By Grant Madsen
A team of BYU engineers and a Provo-based company have invented a tiny battery that one day may be used to power pumps that regulate insulin flow in diabetics or to run sensors that monitor vital signs in trauma victims.
While microbatteries are not new to the engineering industry, this recent microbattery is unprecedented in its size and power. The battery is as thin as a strand of human hair and 100 times as powerful as existing microbatteries.
BYU team leaders Linton Salmon, associate dean of the College of Engineering and Technology, and John Harb, associate professor of chemical engineering, say they achieved these improvements through a new production process.
“Previously, microbatteries have been assembled in a piece-by-piece fashion similar to the building of an automobile,” Salmon says. “We built these microbatteries using the same processes employed to build computer chips–intricate patterning with extremely small dimensions and extremely pure materials. We hope to achieve the same kind of performance advances in the micropower field that have occurred in the computer industry.”
Salmon presented the results of his team’s research at the Solid-State and Actuator Workshop in Hilton Head, S.C., in June.
“What Salmon’s research does is allow producers to simplify the circuitry in heretofore complex systems,” says Robert Huber, professor of electrical engineering at the University of Utah and a member of the workshop’s program committee.

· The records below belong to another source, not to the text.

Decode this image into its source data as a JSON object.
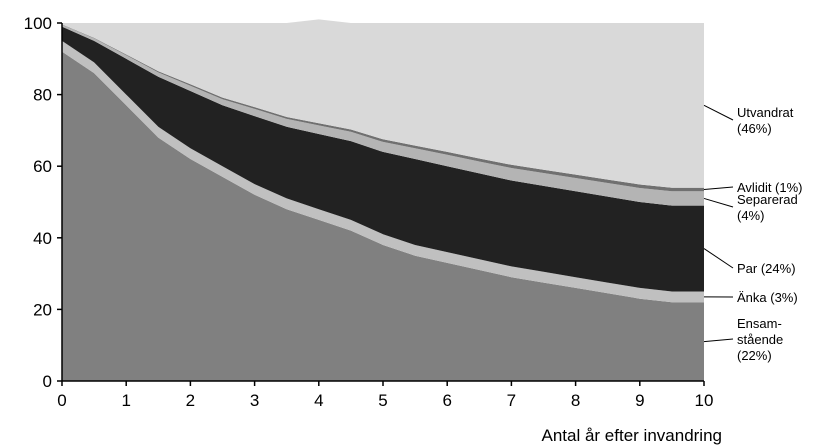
{
  "chart_data": {
    "type": "area",
    "stacked": true,
    "xlabel": "Antal år efter invandring",
    "ylabel": "",
    "title": "",
    "xlim": [
      0,
      10
    ],
    "ylim": [
      0,
      100
    ],
    "xticks": [
      0,
      1,
      2,
      3,
      4,
      5,
      6,
      7,
      8,
      9,
      10
    ],
    "yticks": [
      0,
      20,
      40,
      60,
      80,
      100
    ],
    "grid": false,
    "legend_placement": "right",
    "x": [
      0,
      0.5,
      1,
      1.5,
      2,
      2.5,
      3,
      3.5,
      4,
      4.5,
      5,
      5.5,
      6,
      6.5,
      7,
      7.5,
      8,
      8.5,
      9,
      9.5,
      10
    ],
    "series": [
      {
        "name": "Ensam-stående (22%)",
        "label_lines": [
          "Ensam-",
          "stående",
          "(22%)"
        ],
        "color": "#808080",
        "values": [
          92,
          86,
          77,
          68,
          62,
          57,
          52,
          48,
          45,
          42,
          38,
          35,
          33,
          31,
          29,
          27.5,
          26,
          24.5,
          23,
          22,
          22
        ]
      },
      {
        "name": "Änka (3%)",
        "label_lines": [
          "Änka (3%)"
        ],
        "color": "#c0c0c0",
        "values": [
          3,
          3,
          3,
          3,
          3,
          3,
          3,
          3,
          3,
          3,
          3,
          3,
          3,
          3,
          3,
          3,
          3,
          3,
          3,
          3,
          3
        ]
      },
      {
        "name": "Par (24%)",
        "label_lines": [
          "Par (24%)"
        ],
        "color": "#222222",
        "values": [
          4,
          6,
          10,
          14,
          16,
          17,
          19,
          20,
          21,
          22,
          23,
          24,
          24,
          24,
          24,
          24,
          24,
          24,
          24,
          24,
          24
        ]
      },
      {
        "name": "Separerad (4%)",
        "label_lines": [
          "Separerad",
          "(4%)"
        ],
        "color": "#b4b4b4",
        "values": [
          0.5,
          0.7,
          1,
          1.2,
          1.5,
          1.7,
          2,
          2.2,
          2.4,
          2.6,
          2.8,
          3,
          3.2,
          3.3,
          3.5,
          3.6,
          3.7,
          3.8,
          3.9,
          4,
          4
        ]
      },
      {
        "name": "Avlidit (1%)",
        "label_lines": [
          "Avlidit (1%)"
        ],
        "color": "#707070",
        "values": [
          0.1,
          0.15,
          0.2,
          0.3,
          0.4,
          0.45,
          0.5,
          0.55,
          0.6,
          0.65,
          0.7,
          0.75,
          0.8,
          0.85,
          0.9,
          0.9,
          0.95,
          0.95,
          1,
          1,
          1
        ]
      },
      {
        "name": "Utvandrat (46%)",
        "label_lines": [
          "Utvandrat",
          "(46%)"
        ],
        "color": "#d9d9d9",
        "values": [
          0.4,
          4.15,
          8.8,
          13.5,
          17.1,
          20.85,
          23.5,
          26.25,
          29,
          29.75,
          32.5,
          34.25,
          36,
          37.85,
          39.6,
          41,
          42.35,
          43.75,
          45.1,
          46,
          46
        ]
      }
    ]
  }
}
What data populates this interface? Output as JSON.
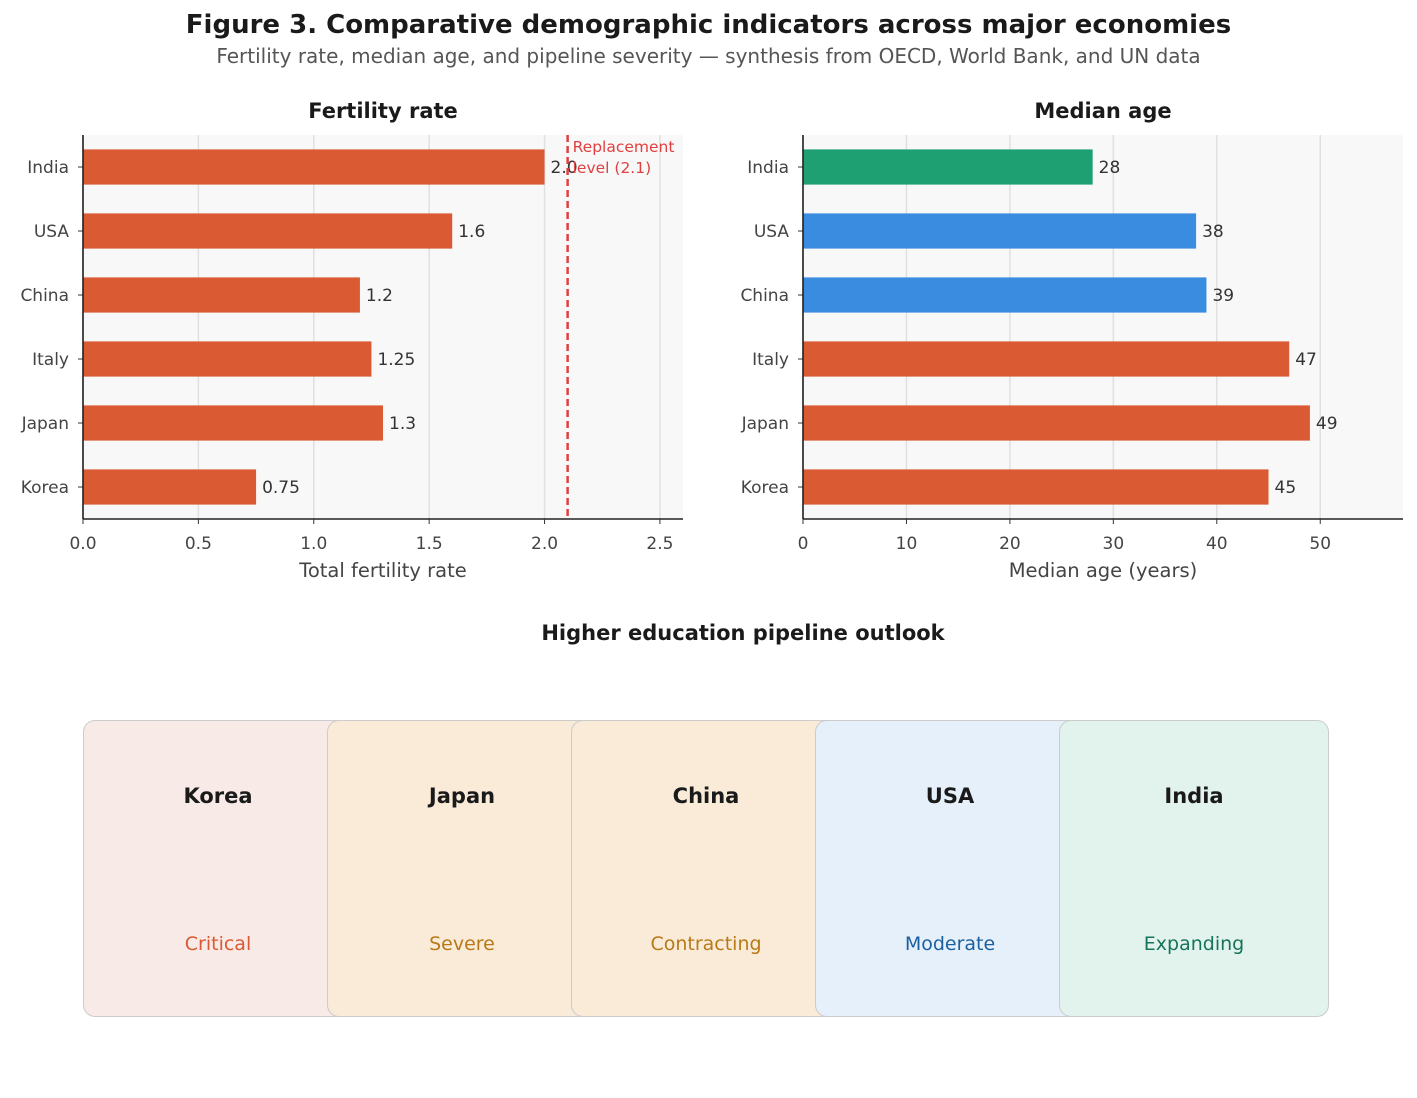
{
  "title": "Figure 3. Comparative demographic indicators across major economies",
  "subtitle": "Fertility rate, median age, and pipeline severity — synthesis from OECD, World Bank, and UN data",
  "chart_data": [
    {
      "type": "bar",
      "orientation": "horizontal",
      "title": "Fertility rate",
      "xlabel": "Total fertility rate",
      "ylabel": "",
      "categories": [
        "India",
        "USA",
        "China",
        "Italy",
        "Japan",
        "Korea"
      ],
      "values": [
        2.0,
        1.6,
        1.2,
        1.25,
        1.3,
        0.75
      ],
      "value_labels": [
        "2.0",
        "1.6",
        "1.2",
        "1.25",
        "1.3",
        "0.75"
      ],
      "bar_colors": [
        "#d95a33",
        "#d95a33",
        "#d95a33",
        "#d95a33",
        "#d95a33",
        "#d95a33"
      ],
      "xlim": [
        0,
        2.6
      ],
      "xticks": [
        0.0,
        0.5,
        1.0,
        1.5,
        2.0,
        2.5
      ],
      "xtick_labels": [
        "0.0",
        "0.5",
        "1.0",
        "1.5",
        "2.0",
        "2.5"
      ],
      "grid": true,
      "reference_line": {
        "value": 2.1,
        "label_line1": "Replacement",
        "label_line2": "level (2.1)",
        "color": "#e04040"
      }
    },
    {
      "type": "bar",
      "orientation": "horizontal",
      "title": "Median age",
      "xlabel": "Median age (years)",
      "ylabel": "",
      "categories": [
        "India",
        "USA",
        "China",
        "Italy",
        "Japan",
        "Korea"
      ],
      "values": [
        28,
        38,
        39,
        47,
        49,
        45
      ],
      "value_labels": [
        "28",
        "38",
        "39",
        "47",
        "49",
        "45"
      ],
      "bar_colors": [
        "#1fa073",
        "#3a8ce0",
        "#3a8ce0",
        "#d95a33",
        "#d95a33",
        "#d95a33"
      ],
      "xlim": [
        0,
        58
      ],
      "xticks": [
        0,
        10,
        20,
        30,
        40,
        50
      ],
      "xtick_labels": [
        "0",
        "10",
        "20",
        "30",
        "40",
        "50"
      ],
      "grid": true
    }
  ],
  "pipeline": {
    "title": "Higher education pipeline outlook",
    "cards": [
      {
        "country": "Korea",
        "status": "Critical",
        "status_color": "#d95a33",
        "bg_color": "#f8eae6"
      },
      {
        "country": "Japan",
        "status": "Severe",
        "status_color": "#b87a18",
        "bg_color": "#f9ebd8"
      },
      {
        "country": "China",
        "status": "Contracting",
        "status_color": "#b87a18",
        "bg_color": "#f9ebd8"
      },
      {
        "country": "USA",
        "status": "Moderate",
        "status_color": "#1c5f9e",
        "bg_color": "#e6f0fa"
      },
      {
        "country": "India",
        "status": "Expanding",
        "status_color": "#16745a",
        "bg_color": "#e1f3ec"
      }
    ]
  }
}
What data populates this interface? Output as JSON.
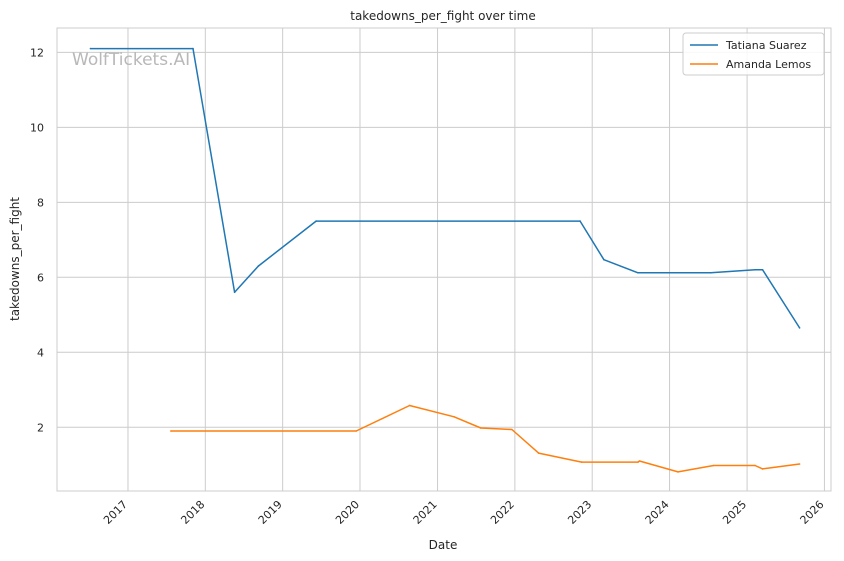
{
  "watermark": "WolfTickets.AI",
  "chart_data": {
    "type": "line",
    "title": "takedowns_per_fight over time",
    "xlabel": "Date",
    "ylabel": "takedowns_per_fight",
    "xlim": [
      "2016-02-01",
      "2026-02-01"
    ],
    "ylim": [
      0.3,
      12.65
    ],
    "x_tick_labels": [
      "2017",
      "2018",
      "2019",
      "2020",
      "2021",
      "2022",
      "2023",
      "2024",
      "2025",
      "2026"
    ],
    "y_tick_labels": [
      "2",
      "4",
      "6",
      "8",
      "10",
      "12"
    ],
    "y_ticks": [
      2,
      4,
      6,
      8,
      10,
      12
    ],
    "grid": true,
    "legend_position": "top-right",
    "series": [
      {
        "name": "Tatiana Suarez",
        "color": "#1f77b4",
        "points": [
          [
            "2016-07-08",
            12.1
          ],
          [
            "2017-11-04",
            12.1
          ],
          [
            "2018-05-19",
            5.6
          ],
          [
            "2018-09-08",
            6.3
          ],
          [
            "2019-06-08",
            7.5
          ],
          [
            "2022-11-05",
            7.5
          ],
          [
            "2023-02-25",
            6.47
          ],
          [
            "2023-08-05",
            6.12
          ],
          [
            "2024-07-13",
            6.12
          ],
          [
            "2025-02-08",
            6.2
          ],
          [
            "2025-03-15",
            6.2
          ],
          [
            "2025-09-06",
            4.65
          ]
        ]
      },
      {
        "name": "Amanda Lemos",
        "color": "#ff7f0e",
        "points": [
          [
            "2017-07-22",
            1.9
          ],
          [
            "2019-12-14",
            1.9
          ],
          [
            "2020-08-22",
            2.58
          ],
          [
            "2021-03-20",
            2.28
          ],
          [
            "2021-07-24",
            1.98
          ],
          [
            "2021-12-18",
            1.94
          ],
          [
            "2022-04-23",
            1.31
          ],
          [
            "2022-11-12",
            1.07
          ],
          [
            "2023-08-05",
            1.07
          ],
          [
            "2023-08-12",
            1.1
          ],
          [
            "2024-02-10",
            0.81
          ],
          [
            "2024-07-27",
            0.98
          ],
          [
            "2025-02-08",
            0.98
          ],
          [
            "2025-03-15",
            0.89
          ],
          [
            "2025-09-06",
            1.02
          ]
        ]
      }
    ]
  }
}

The simplification enables engineers to include microbatteries directly in the tiny devices they build.
Such devices are known as microelectromechanical systems, or MEMS. When Salmon was supervising MEMS research for the National Science Foundation in the early 1990s, he noticed that fellow engineers were developing tiny, intricate systems that could be very useful–except for one problem: “Many of them were powered by a D-cell battery,” Salmon recalls. “There’s no point in building a MEMS product if there is no energy source correspondingly small enough to power it.”
When Salmon returned to BYU, he and his colleagues set out to fill that empty niche.
The microbatteries have potential applications in various industries such as automobiles and medicine.
“Vehicles have and are going to have an increasing number of sensors,” says BYU graduate Rodney LaFollette, founder of Bipolar Technologies, the Provo company marketing the microbatteries. “Autos will have sensors to indicate tire wear or the temperature of and wear on the engine. Sensors will map the entire state of the vehicle.”
Information gathered by sensors will be processed by an onboard computer. Knowing the condition of a vehicle will translate into consumer savings, LaFollette says.
“I am personally convinced that microbatteries have tremendous potential for a large number of autonomous sensor applications, including those in the medical field,” Salmon says.
“If you need to implant a sensor into a person’s body, you don’t want connecting wires leaving the body,” he says. “Microbatteries are the answer; they remove the need for wires connecting to power sources or to central control stations.”
“I am excited about all the application possibilities the microbatteries bring with them,” LaFollette says.